Chronology Current Month Current Thread Current Date
[Year List] [Month List (current year)] [Date Index] [Thread Index] [Thread Prev] [Thread Next] [Date Prev] [Date Next]

Re: [Phys-L] Question on data analysis



On 05/21/2015 01:50 AM, Savinainen Antti wrote:

what could be a benefit for the forcing of the trendline through the
origin?

OK, good question. Here's the short answer:

Have you ever taken a simple average? In particular,
suppose we want to know the density of some substance.
We measure it three times, and take the mean.

That is a /one parameter/ fit. There is only one
number that we ascertain from the data, namely the
average.

Now it turns out that averaging the density is
entirely equivalent to plotting the mass versus
volume and doing a /one parameter/ fit, that is,
fitting a straight line through the origin.
There is only one number that we ascertain from
the data, namely the slope, which is the density.

One must take care to perform a properly
/weighted/ fit, but that is always required
(even for a simple average) and should go
without saying.

This is discussed in more detail, with pictures,
at
https://www.av8n.com/physics/linear-least-squares.htm#sec-density
or equivalently (with less security)
http://www.av8n.com/physics/linear-least-squares.htm#sec-density

See also the longer answer that I gave earlier today.
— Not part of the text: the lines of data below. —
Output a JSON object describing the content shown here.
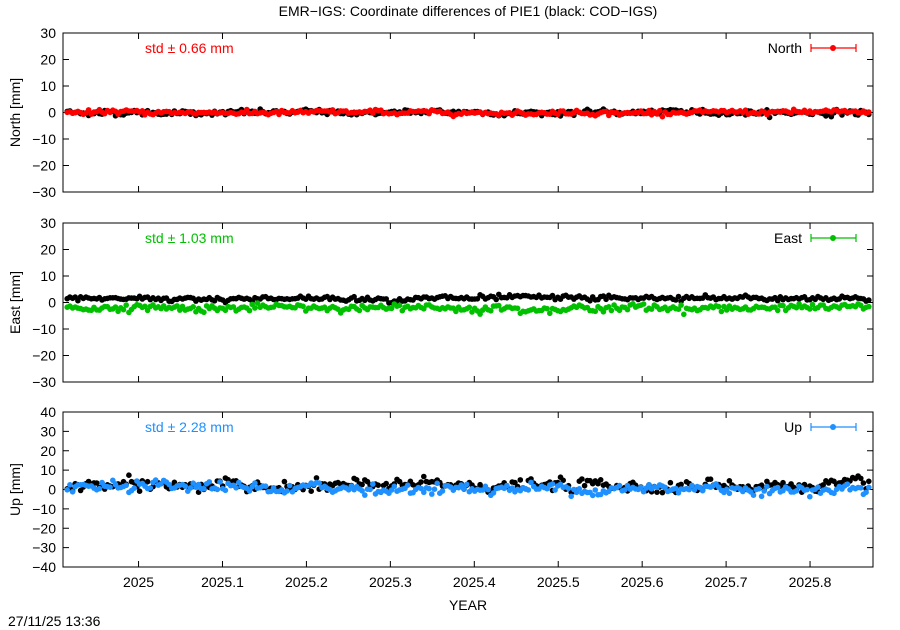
{
  "title": "EMR−IGS: Coordinate differences of PIE1 (black: COD−IGS)",
  "timestamp": "27/11/25 13:36",
  "colors": {
    "north": "#ff0000",
    "east": "#00c000",
    "up": "#1e90ff",
    "reference": "#000000"
  },
  "chart_data": [
    {
      "type": "scatter",
      "component": "North",
      "ylabel": "North [mm]",
      "xlabel": "",
      "std_label": "std ± 0.66 mm",
      "legend": "North",
      "legend_position": "top-right",
      "grid": false,
      "xlim": [
        2024.91,
        2025.875
      ],
      "ylim": [
        -30,
        30
      ],
      "yticks": [
        "30",
        "20",
        "10",
        "0",
        "−10",
        "−20",
        "−30"
      ],
      "ytick_values": [
        30,
        20,
        10,
        0,
        -10,
        -20,
        -30
      ],
      "xticks": [],
      "series": [
        {
          "name": "EMR−IGS",
          "color": "#ff0000",
          "mean": 0.0,
          "std": 0.66
        },
        {
          "name": "COD−IGS",
          "color": "#000000",
          "mean": 0.0,
          "std": 0.8
        }
      ]
    },
    {
      "type": "scatter",
      "component": "East",
      "ylabel": "East [mm]",
      "xlabel": "",
      "std_label": "std ± 1.03 mm",
      "legend": "East",
      "legend_position": "top-right",
      "grid": false,
      "xlim": [
        2024.91,
        2025.875
      ],
      "ylim": [
        -30,
        30
      ],
      "yticks": [
        "30",
        "20",
        "10",
        "0",
        "−10",
        "−20",
        "−30"
      ],
      "ytick_values": [
        30,
        20,
        10,
        0,
        -10,
        -20,
        -30
      ],
      "xticks": [],
      "series": [
        {
          "name": "EMR−IGS",
          "color": "#00c000",
          "mean": -2.0,
          "std": 1.03
        },
        {
          "name": "COD−IGS",
          "color": "#000000",
          "mean": 1.5,
          "std": 0.8
        }
      ]
    },
    {
      "type": "scatter",
      "component": "Up",
      "ylabel": "Up [mm]",
      "xlabel": "YEAR",
      "std_label": "std ± 2.28 mm",
      "legend": "Up",
      "legend_position": "top-right",
      "grid": false,
      "xlim": [
        2024.91,
        2025.875
      ],
      "ylim": [
        -40,
        40
      ],
      "yticks": [
        "40",
        "30",
        "20",
        "10",
        "0",
        "−10",
        "−20",
        "−30",
        "−40"
      ],
      "ytick_values": [
        40,
        30,
        20,
        10,
        0,
        -10,
        -20,
        -30,
        -40
      ],
      "xticks": [
        "2025",
        "2025.1",
        "2025.2",
        "2025.3",
        "2025.4",
        "2025.5",
        "2025.6",
        "2025.7",
        "2025.8"
      ],
      "xtick_values": [
        2025.0,
        2025.1,
        2025.2,
        2025.3,
        2025.4,
        2025.5,
        2025.6,
        2025.7,
        2025.8
      ],
      "series": [
        {
          "name": "EMR−IGS",
          "color": "#1e90ff",
          "mean": 0.5,
          "std": 2.28
        },
        {
          "name": "COD−IGS",
          "color": "#000000",
          "mean": 2.0,
          "std": 2.5
        }
      ]
    }
  ]
}
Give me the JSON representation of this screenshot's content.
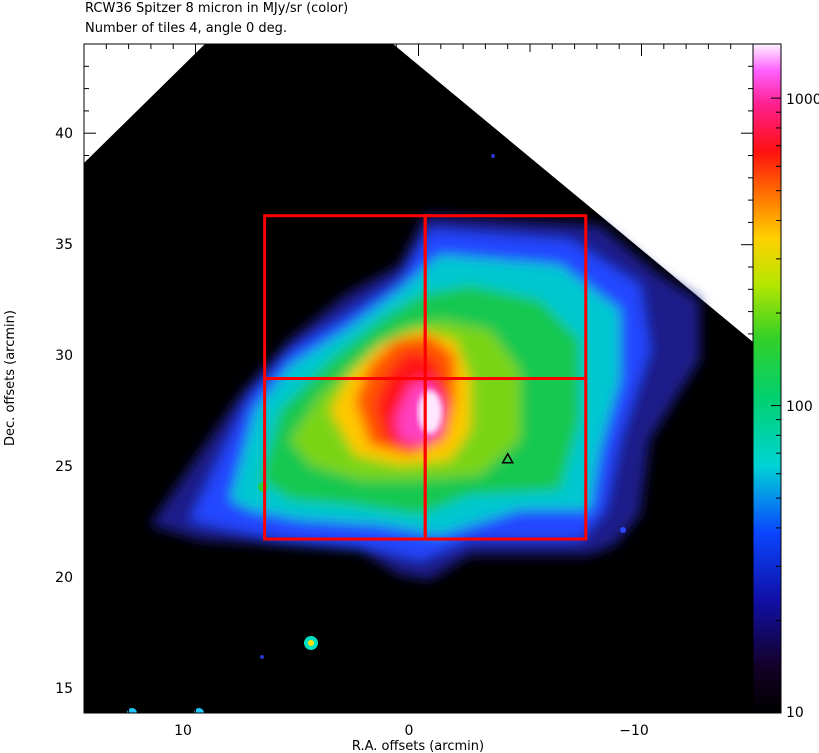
{
  "header": {
    "title": "RCW36 Spitzer 8 micron in MJy/sr (color)",
    "subtitle": "Number of tiles 4, angle 0 deg."
  },
  "axes": {
    "xlabel": "R.A. offsets (arcmin)",
    "ylabel": "Dec. offsets (arcmin)",
    "x_ticks": [
      "10",
      "0",
      "−10"
    ],
    "y_ticks": [
      "40",
      "35",
      "30",
      "25",
      "20",
      "15"
    ],
    "xlim": [
      15,
      -15
    ],
    "ylim": [
      14,
      44
    ]
  },
  "colorbar": {
    "ticks": [
      "1000",
      "100",
      "10"
    ],
    "scale": "log",
    "range": [
      10,
      1500
    ]
  },
  "tiles": {
    "count": 4,
    "ra_edges": [
      6.9,
      -0.3,
      -7.5
    ],
    "dec_edges": [
      21.8,
      29.0,
      36.3
    ],
    "color": "#ff0000"
  },
  "marker": {
    "symbol": "triangle",
    "ra": -4.0,
    "dec": 25.4
  },
  "colors": {
    "background": "#000000",
    "image_low": "#1a1a8a",
    "image_mid": "#21d43a",
    "image_peak": "#ffe8ff"
  }
}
On 05/21/2015 09:26 AM, Dan Beeker wrote:

Why would you force it to go through zero?

That's a good question. I know it was intended as a rhetorical
question, but I'm going to answer it anyway.

One should always honor their data.

Love, honor, cherish, respect.... but that does *NOT*
include overfitting.

There is no such thing as data analysis based solely on
statistics, based solely on the data. It is formally
provably necessary to start with what you know about
the physics of the situation, and then add statistics.

Why would you force it to go through zero?

Good question.

That's backwards.

Wrong answer.

If you have a model that predicts your data should go
through zero, then one should look for reasons why it doesn't.

In a density measurement, the mass versus volume curve goes
through zero. There is no reason why it shouldn't. This
is only one example among many. Infinitely many.

Of course, there are also infinitely many examples of
the other kind, where you need more than one fitting
parameter.

There's a lot more that could be said about this, but the
bottom line is that more parameters is *not* always better.
Overfitting is a bad thing. The bias/variance tradeoff is
a tradeoff, and dogmatically favoring one extreme or the
other is a guaranteed losing strategy.

Otherwise, why bother acquiring the data in the first place?

Maybe because we wanted to know the density.